Being a single child to my Appa and Amma, they sheltered me from harsh realities. Appa never said no to me for anything. I was his son and princess at the same time. I mean the world to him and he does to me as well. I never saw my Appa growing old, didn't notice his hair turning silver, didn't notice his hairline receding. He was the Rajnikant of our little family. There was nothing my Appa could not do, at least that is what it felt for me.
My first realization that Appa is growing old came when he hung his work boots a few years back. Our household ran on the little pension he got. So, as soon as I graduated last year I found a small job to support our household. After all, I am still my Appa's son & daughter.
My Appa has always been an active and very lively person, always walking to places, going on morning walks. However, over the course of last year, I started noticing Appa feeling shortness of breath just walking less than a hundred meters, unable to climb a flight of stairs.
Whenever I asked him to come and see a doctor with me, he would chide me citing "It's just cold I had a few days back. I think it is due to phlegm, I will get well soon enough. We don't have to go to a doctor for these small things. I will ask your mom to make me some kashaya, I will be back to normal tomorrow".
Then one morning he was finding it hard to breathe, we rushed him to the hospital they gave him Oxygen.

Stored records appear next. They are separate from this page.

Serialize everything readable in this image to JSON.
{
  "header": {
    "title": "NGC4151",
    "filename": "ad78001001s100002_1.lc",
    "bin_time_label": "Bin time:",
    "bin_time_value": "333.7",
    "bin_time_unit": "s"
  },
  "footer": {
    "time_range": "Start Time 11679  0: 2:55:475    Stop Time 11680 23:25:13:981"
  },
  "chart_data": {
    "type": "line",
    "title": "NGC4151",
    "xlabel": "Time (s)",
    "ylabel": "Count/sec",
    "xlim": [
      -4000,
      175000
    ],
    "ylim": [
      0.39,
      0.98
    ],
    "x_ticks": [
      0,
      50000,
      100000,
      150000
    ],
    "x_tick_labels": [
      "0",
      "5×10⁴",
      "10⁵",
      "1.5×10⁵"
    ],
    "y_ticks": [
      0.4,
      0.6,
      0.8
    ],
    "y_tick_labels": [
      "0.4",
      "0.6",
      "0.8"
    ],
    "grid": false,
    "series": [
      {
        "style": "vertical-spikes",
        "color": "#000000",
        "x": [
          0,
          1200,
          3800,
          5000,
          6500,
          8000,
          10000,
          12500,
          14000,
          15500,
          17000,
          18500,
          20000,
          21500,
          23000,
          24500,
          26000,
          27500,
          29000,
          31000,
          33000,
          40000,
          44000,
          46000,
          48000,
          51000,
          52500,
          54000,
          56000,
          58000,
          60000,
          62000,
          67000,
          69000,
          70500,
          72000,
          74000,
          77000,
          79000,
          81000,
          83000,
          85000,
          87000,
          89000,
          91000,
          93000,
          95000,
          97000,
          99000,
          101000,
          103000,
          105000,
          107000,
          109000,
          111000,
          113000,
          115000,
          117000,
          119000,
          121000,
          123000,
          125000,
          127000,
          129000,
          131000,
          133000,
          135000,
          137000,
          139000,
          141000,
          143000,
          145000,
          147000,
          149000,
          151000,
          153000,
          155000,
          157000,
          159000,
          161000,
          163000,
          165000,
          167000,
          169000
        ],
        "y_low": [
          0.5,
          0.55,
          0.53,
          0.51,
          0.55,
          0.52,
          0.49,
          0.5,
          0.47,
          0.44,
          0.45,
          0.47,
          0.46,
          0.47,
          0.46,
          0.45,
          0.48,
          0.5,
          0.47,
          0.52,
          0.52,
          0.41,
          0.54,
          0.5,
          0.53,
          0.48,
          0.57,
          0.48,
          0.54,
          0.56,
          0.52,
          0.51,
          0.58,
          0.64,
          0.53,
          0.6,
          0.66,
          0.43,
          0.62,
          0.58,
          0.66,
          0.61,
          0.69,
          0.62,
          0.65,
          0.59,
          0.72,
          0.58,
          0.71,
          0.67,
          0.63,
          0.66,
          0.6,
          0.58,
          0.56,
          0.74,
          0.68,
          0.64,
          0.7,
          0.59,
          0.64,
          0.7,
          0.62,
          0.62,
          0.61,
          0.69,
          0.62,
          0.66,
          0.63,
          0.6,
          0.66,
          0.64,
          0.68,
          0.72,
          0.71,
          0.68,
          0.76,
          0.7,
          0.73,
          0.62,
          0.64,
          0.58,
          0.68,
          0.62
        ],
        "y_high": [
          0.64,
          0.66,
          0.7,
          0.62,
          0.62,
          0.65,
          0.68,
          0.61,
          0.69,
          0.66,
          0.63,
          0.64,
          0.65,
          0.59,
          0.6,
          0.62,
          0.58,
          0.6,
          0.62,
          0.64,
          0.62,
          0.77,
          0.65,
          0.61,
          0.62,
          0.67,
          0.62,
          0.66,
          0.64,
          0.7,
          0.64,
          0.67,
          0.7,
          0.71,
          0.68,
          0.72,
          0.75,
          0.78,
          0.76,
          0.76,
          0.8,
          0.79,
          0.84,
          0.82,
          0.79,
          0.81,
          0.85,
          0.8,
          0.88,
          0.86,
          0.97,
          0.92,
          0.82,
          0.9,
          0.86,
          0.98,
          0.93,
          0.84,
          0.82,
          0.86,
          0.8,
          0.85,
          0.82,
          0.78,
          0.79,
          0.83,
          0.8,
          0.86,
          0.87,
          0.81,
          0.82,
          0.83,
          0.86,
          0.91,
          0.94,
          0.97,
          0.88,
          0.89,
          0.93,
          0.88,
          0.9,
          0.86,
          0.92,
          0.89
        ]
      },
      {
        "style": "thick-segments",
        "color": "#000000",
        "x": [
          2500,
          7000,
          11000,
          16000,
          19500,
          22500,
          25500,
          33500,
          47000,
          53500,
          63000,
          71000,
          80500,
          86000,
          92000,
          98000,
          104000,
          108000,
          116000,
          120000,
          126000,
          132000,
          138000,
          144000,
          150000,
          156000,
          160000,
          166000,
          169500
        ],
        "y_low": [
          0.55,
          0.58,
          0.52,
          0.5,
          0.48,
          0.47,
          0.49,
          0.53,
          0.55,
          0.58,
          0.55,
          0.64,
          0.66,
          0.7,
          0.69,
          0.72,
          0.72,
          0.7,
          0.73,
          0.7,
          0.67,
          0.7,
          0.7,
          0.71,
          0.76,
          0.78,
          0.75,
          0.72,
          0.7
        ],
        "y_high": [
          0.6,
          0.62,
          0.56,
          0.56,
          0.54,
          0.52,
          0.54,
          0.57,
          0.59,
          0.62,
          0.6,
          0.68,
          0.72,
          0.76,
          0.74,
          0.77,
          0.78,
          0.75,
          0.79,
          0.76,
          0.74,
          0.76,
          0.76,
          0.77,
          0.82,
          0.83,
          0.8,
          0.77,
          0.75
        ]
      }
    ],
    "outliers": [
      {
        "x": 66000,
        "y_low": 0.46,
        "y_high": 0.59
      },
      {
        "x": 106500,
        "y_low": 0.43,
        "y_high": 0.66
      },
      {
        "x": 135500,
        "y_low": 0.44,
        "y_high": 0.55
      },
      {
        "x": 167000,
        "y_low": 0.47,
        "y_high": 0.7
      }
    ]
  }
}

I was afraid and panicking within and still, I had to keep a brave face for my Amma. I prayed to all the gods in our faith, pledged to visit them with my Appa when he gets better.
Doctors checked his lungs which were in good condition, then they did an Angiogram and checked his heart. I will never forget the day and the moment when the doctors told my Appa's heart valves are blocked and one major heart attack could cause major damage. Our worst nightmare had become reality, as we took an opinion from one heart specialist to another, the prognosis changed with every doctor.

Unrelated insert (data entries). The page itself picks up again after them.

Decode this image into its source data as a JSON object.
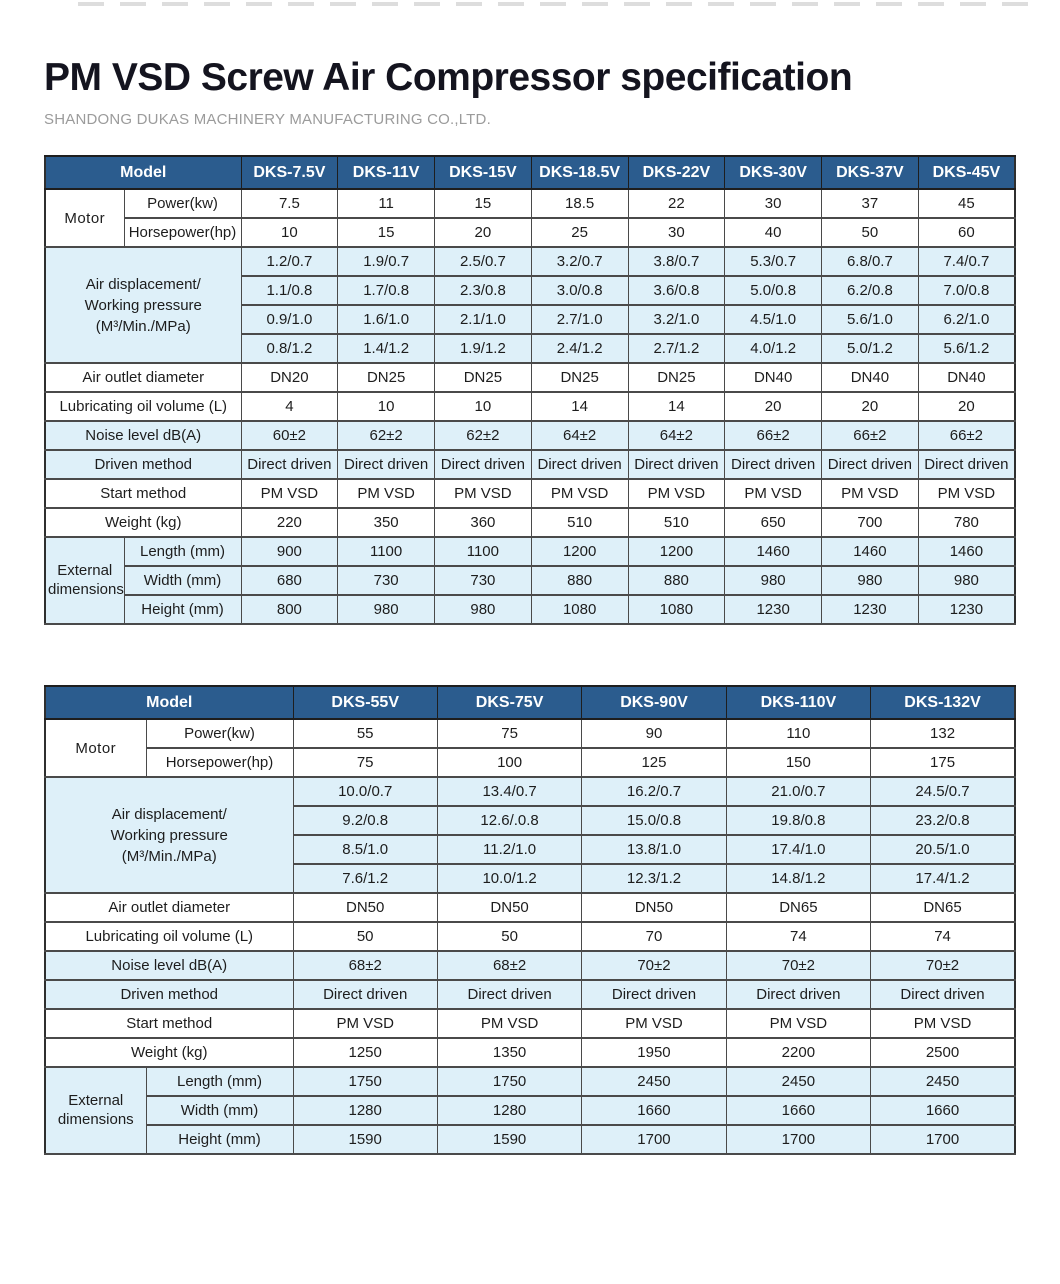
{
  "page": {
    "title": "PM VSD Screw Air Compressor specification",
    "subtitle": "SHANDONG DUKAS MACHINERY MANUFACTURING CO.,LTD."
  },
  "colors": {
    "header_bg": "#2b5c8e",
    "header_text": "#ffffff",
    "shaded_row_bg": "#def0f9",
    "border": "#4a4a4a"
  },
  "table1": {
    "header": {
      "model_label": "Model",
      "models": [
        "DKS-7.5V",
        "DKS-11V",
        "DKS-15V",
        "DKS-18.5V",
        "DKS-22V",
        "DKS-30V",
        "DKS-37V",
        "DKS-45V"
      ]
    },
    "motor": {
      "label": "Motor",
      "rows": [
        {
          "label": "Power(kw)",
          "values": [
            "7.5",
            "11",
            "15",
            "18.5",
            "22",
            "30",
            "37",
            "45"
          ]
        },
        {
          "label": "Horsepower(hp)",
          "values": [
            "10",
            "15",
            "20",
            "25",
            "30",
            "40",
            "50",
            "60"
          ]
        }
      ]
    },
    "air_displacement": {
      "label_lines": [
        "Air displacement/",
        "Working pressure",
        "(M³/Min./MPa)"
      ],
      "rows": [
        [
          "1.2/0.7",
          "1.9/0.7",
          "2.5/0.7",
          "3.2/0.7",
          "3.8/0.7",
          "5.3/0.7",
          "6.8/0.7",
          "7.4/0.7"
        ],
        [
          "1.1/0.8",
          "1.7/0.8",
          "2.3/0.8",
          "3.0/0.8",
          "3.6/0.8",
          "5.0/0.8",
          "6.2/0.8",
          "7.0/0.8"
        ],
        [
          "0.9/1.0",
          "1.6/1.0",
          "2.1/1.0",
          "2.7/1.0",
          "3.2/1.0",
          "4.5/1.0",
          "5.6/1.0",
          "6.2/1.0"
        ],
        [
          "0.8/1.2",
          "1.4/1.2",
          "1.9/1.2",
          "2.4/1.2",
          "2.7/1.2",
          "4.0/1.2",
          "5.0/1.2",
          "5.6/1.2"
        ]
      ]
    },
    "specs": [
      {
        "label": "Air outlet diameter",
        "values": [
          "DN20",
          "DN25",
          "DN25",
          "DN25",
          "DN25",
          "DN40",
          "DN40",
          "DN40"
        ]
      },
      {
        "label": "Lubricating oil volume (L)",
        "values": [
          "4",
          "10",
          "10",
          "14",
          "14",
          "20",
          "20",
          "20"
        ]
      },
      {
        "label": "Noise level dB(A)",
        "values": [
          "60±2",
          "62±2",
          "62±2",
          "64±2",
          "64±2",
          "66±2",
          "66±2",
          "66±2"
        ]
      },
      {
        "label": "Driven method",
        "values": [
          "Direct driven",
          "Direct driven",
          "Direct driven",
          "Direct driven",
          "Direct driven",
          "Direct driven",
          "Direct driven",
          "Direct driven"
        ]
      },
      {
        "label": "Start method",
        "values": [
          "PM VSD",
          "PM VSD",
          "PM VSD",
          "PM VSD",
          "PM VSD",
          "PM VSD",
          "PM VSD",
          "PM VSD"
        ]
      },
      {
        "label": "Weight (kg)",
        "values": [
          "220",
          "350",
          "360",
          "510",
          "510",
          "650",
          "700",
          "780"
        ]
      }
    ],
    "external_dimensions": {
      "label": "External dimensions",
      "rows": [
        {
          "label": "Length (mm)",
          "values": [
            "900",
            "1100",
            "1100",
            "1200",
            "1200",
            "1460",
            "1460",
            "1460"
          ]
        },
        {
          "label": "Width (mm)",
          "values": [
            "680",
            "730",
            "730",
            "880",
            "880",
            "980",
            "980",
            "980"
          ]
        },
        {
          "label": "Height (mm)",
          "values": [
            "800",
            "980",
            "980",
            "1080",
            "1080",
            "1230",
            "1230",
            "1230"
          ]
        }
      ]
    }
  },
  "table2": {
    "header": {
      "model_label": "Model",
      "models": [
        "DKS-55V",
        "DKS-75V",
        "DKS-90V",
        "DKS-110V",
        "DKS-132V"
      ]
    },
    "motor": {
      "label": "Motor",
      "rows": [
        {
          "label": "Power(kw)",
          "values": [
            "55",
            "75",
            "90",
            "110",
            "132"
          ]
        },
        {
          "label": "Horsepower(hp)",
          "values": [
            "75",
            "100",
            "125",
            "150",
            "175"
          ]
        }
      ]
    },
    "air_displacement": {
      "label_lines": [
        "Air displacement/",
        "Working pressure",
        "(M³/Min./MPa)"
      ],
      "rows": [
        [
          "10.0/0.7",
          "13.4/0.7",
          "16.2/0.7",
          "21.0/0.7",
          "24.5/0.7"
        ],
        [
          "9.2/0.8",
          "12.6/.0.8",
          "15.0/0.8",
          "19.8/0.8",
          "23.2/0.8"
        ],
        [
          "8.5/1.0",
          "11.2/1.0",
          "13.8/1.0",
          "17.4/1.0",
          "20.5/1.0"
        ],
        [
          "7.6/1.2",
          "10.0/1.2",
          "12.3/1.2",
          "14.8/1.2",
          "17.4/1.2"
        ]
      ]
    },
    "specs": [
      {
        "label": "Air outlet diameter",
        "values": [
          "DN50",
          "DN50",
          "DN50",
          "DN65",
          "DN65"
        ]
      },
      {
        "label": "Lubricating oil volume (L)",
        "values": [
          "50",
          "50",
          "70",
          "74",
          "74"
        ]
      },
      {
        "label": "Noise level dB(A)",
        "values": [
          "68±2",
          "68±2",
          "70±2",
          "70±2",
          "70±2"
        ]
      },
      {
        "label": "Driven method",
        "values": [
          "Direct driven",
          "Direct driven",
          "Direct driven",
          "Direct driven",
          "Direct driven"
        ]
      },
      {
        "label": "Start method",
        "values": [
          "PM VSD",
          "PM VSD",
          "PM VSD",
          "PM VSD",
          "PM VSD"
        ]
      },
      {
        "label": "Weight (kg)",
        "values": [
          "1250",
          "1350",
          "1950",
          "2200",
          "2500"
        ]
      }
    ],
    "external_dimensions": {
      "label": "External dimensions",
      "rows": [
        {
          "label": "Length (mm)",
          "values": [
            "1750",
            "1750",
            "2450",
            "2450",
            "2450"
          ]
        },
        {
          "label": "Width (mm)",
          "values": [
            "1280",
            "1280",
            "1660",
            "1660",
            "1660"
          ]
        },
        {
          "label": "Height (mm)",
          "values": [
            "1590",
            "1590",
            "1700",
            "1700",
            "1700"
          ]
        }
      ]
    }
  }
}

However, one prominent senior heart surgeon Dr Vivek Jawali said we can do a conventional bypass to get him better. That brought on a momentary sigh of relief to us. However, when we saw the estimated cost of the procedure and other incidentals, I felt the ground beneath my feet vanishing, my amma broke down after we came home. Appa started telling "Why do we have to spend that much? How long will I live?".
We had spent almost all our savings on his tests and our savings were almost depleted and were about to run dry. It had been just a year since I joined my small time job, which has no medical insurance till I complete two years. We thought the government ESI would be able to help us, even there they told us that "You need to pay ESI for two years post which only you will get the medical benefit". It looked like there was no respite for us through our dark times.
I cannot tell people how many times I have had anxiety attacks in front of my friends, at home I have to keep a brave face. We asked family, friends, neighbours, during the initial days and they helped. However, now we need a large amount of money for the procedure and we cannot expect a lot from people who have already helped us.
We need INR 750,000 for his procedure + incidentals (ICU charges, hospital charges, blood, oxygen, other specialist charges etc) and the doctor has said the procedure needs to be done as soon as possible. I have attached all the reports and estimates here.
In spite of all this darkness around me, hope is the light which keeps me strong, hope is my strongest weapon, it is the hope that people will help me save my Appa. I don't want to tell "If you were in my condition..." as I don't want anybody else to go through what I am going through.
On one side I have the unknown, the helplessness, the inability and on the other side I have is hope, that people will help.
Think of me as your sister/cousin/son/relative/friend and help me save my Appa.